# Nuclio
## Unified Data batching & Agg function

In [2]:
# nuclio: ignore
import nuclio

## Environment

### Base config

In [13]:
%%nuclio config

# Kafka Trigger
# spec.triggers.hakafka.kind = "kafka"
# spec.trigger.url = "1.1.1.1"
# spec.triggers.hakafka.attributes.topic = "haproxy"
# spec.triggers.hakafka.attributes.partitions = [0, 1, 2]
# spec.triggers.hakafka.attributes.sasl.enable: true
# spec.triggers.hakafka.attributes.sasl.user: ""
# spec.triggers.hakafka.attributes.sasl.password: ""

# HTTP Trigger      
spec.triggers.hahttp.kind="http"
spec.triggers.hahttp.maxWorkers=1
spec.triggers.hahttp.attributes.port=31001

# Ingestion verifyer 
spec.triggers.verifybatch.kind = "cron"
spec.triggers.verifybatch.attributes.interval = "1m"

# Base image
spec.build.baseImage = "rapidsai/rapidsai:cuda10.0-runtime-centos7"

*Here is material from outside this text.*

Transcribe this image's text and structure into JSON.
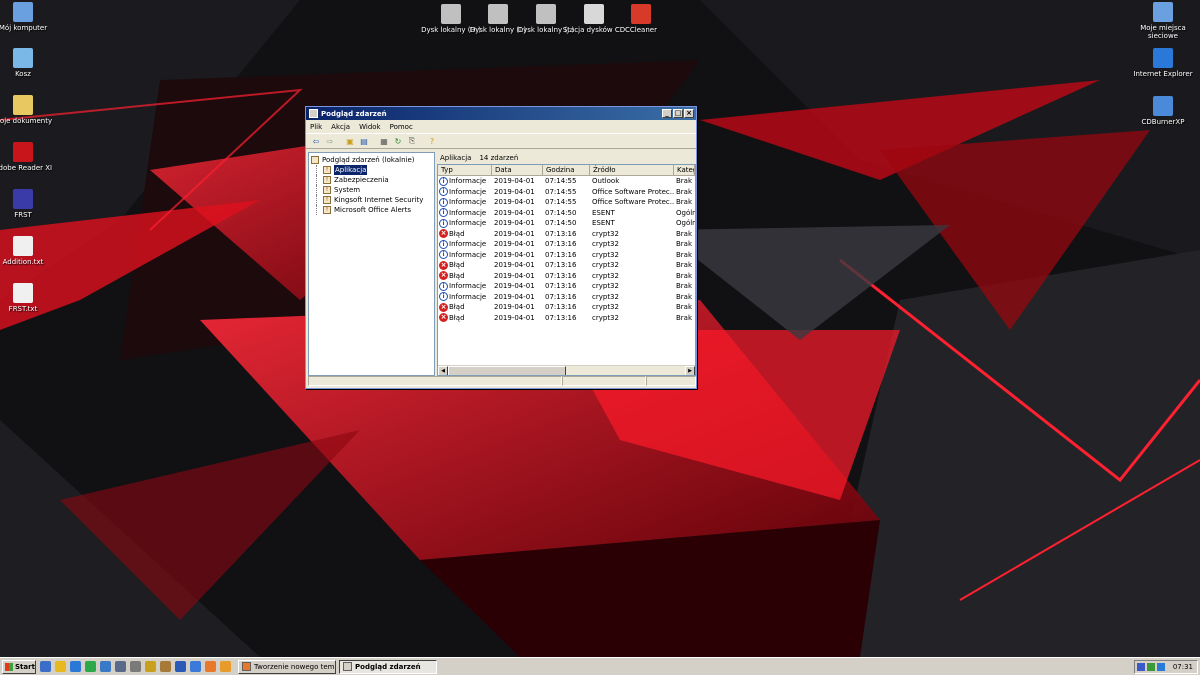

%nuclio: setting spec.triggers.hahttp.kind to 'http'
%nuclio: setting spec.triggers.hahttp.maxWorkers to 1
%nuclio: setting spec.triggers.hahttp.attributes.port to 31001
%nuclio: setting spec.triggers.verifybatch.kind to 'cron'
%nuclio: setting spec.triggers.verifybatch.attributes.interval to '1m'
%nuclio: setting spec.build.baseImage to 'rapidsai/rapidsai:cuda10.0-runtime-centos7'


### Build commands

In [6]:
%%nuclio cmd
# None Needed at the moment

### Env variables

In [9]:
%nuclio env SINK_PATH=./sink
%nuclio env BATCHING_TIME_IN_SECONDS=60

%nuclio: setting 'SINK_PATH' environment variable
%nuclio: setting 'BATCHING_TIME_IN_SECONDS' environment variable


## Function

In [8]:
import os
import glob
from datetime import datetime, timedelta
import time
import cudf
import itertools
import json

## Helper functions

In [10]:
def add_log_to_batch(context, log):
    # No need to marshall json since that will happen when saving the batch
    context.batch.append(log)

In [14]:
def reset_batch(context):
    
    # Reset log list
    context.batch = list()
    
    # Reset batch end time
    context.batch_end_time += context.batch_interval

In [15]:
def _batch_to_df(context):
    '''
        Turns a json-string array to a full pandas dataframe
    '''
    df = cudf.read_json('\n'.join(context.batch), lines=True)
    df = df.reset_index(drop=True)
    return df

In [21]:
def df_to_parquet(context, df):
    filename = f'{time.time()}.parquet'
    filepath = os.path.join(context.sink, filename)
    
    df.to_parquet(filepath)

### Main function code

In [17]:
def init_context(context):
        sink = os.getenv('SINK_PATH', './sink')
        setattr(context, 'sink', sink)
        
        # Verify sink is available
        os.makedirs(context.sink, exist_ok=True)
        
        batch_interval = int(os.getenv('BATCH_INTERVAL_IN_SECONDS', '60'))
        batch_interval = timedelta(seconds=batch_interval)
        setattr(context, 'batch_interval', batch_interval)
        
        batch_end_time = datetime.now() + batch_interval
        setattr(context, 'batch_end_time', batch_end_time)
        
        batch = list()
        setattr(context, 'batch', batch)

In [22]:
def handler(context, event):      
    add_log_to_batch(context, event.body)
    
    if datetime.now() >= context.batch_end_time:
        df = _batch_to_df(context)
        if not df.empty:
            df = df.groupby(['log_ip']).agg({'feconn':'mean',
                                                    'beconn':'mean',
                                                    'time_backend_response':'max',
                                                    'time_backend_response':'mean',
                                                    'time_queue':'mean',
                                                    'time_duration': 'mean',
                                                    'time_request': 'mean',
                                                    'time_backend_connect':'mean'
                                                   })
        df_to_parquet(context, df)
        reset_batch(context)

## Test

In [23]:
# nuclio : ignore
init_context(context)

In [62]:
# nuclio : ignore
event = nuclio.Event(body='{"log_ip": "15.2.6.9", "syslog_timestamp": "May 28 00:00:09", "program": "haproxy", "pid": 164541, "client_ip": "126.52.74.15", "client_port": 52465, "accept_date": "28/May/2019:00:20:10.891", "frontend_name": "px-http", "backend_name": "px-http", "server_name": "srv2", "time_request": 1, "time_queue": 2, "time_backend_connect": 1, "time_backend_response": 5, "time_duration": 13, "http_status_code": 200, "bytes_read": 4, "captured_request": "-", "captured_response": "-", "termination_state": "----", "actconn": 2, "feconn": 5, "beconn": 1, "srvconn": 1, "retries": 1, "srv_queue": 1, "backend_queue": 3}')
out = handler(context, event)
out

## Deploy (If a nuclio cluster is available)

In [None]:
%nuclio deploy -p nvidia -n batch_and_agg -c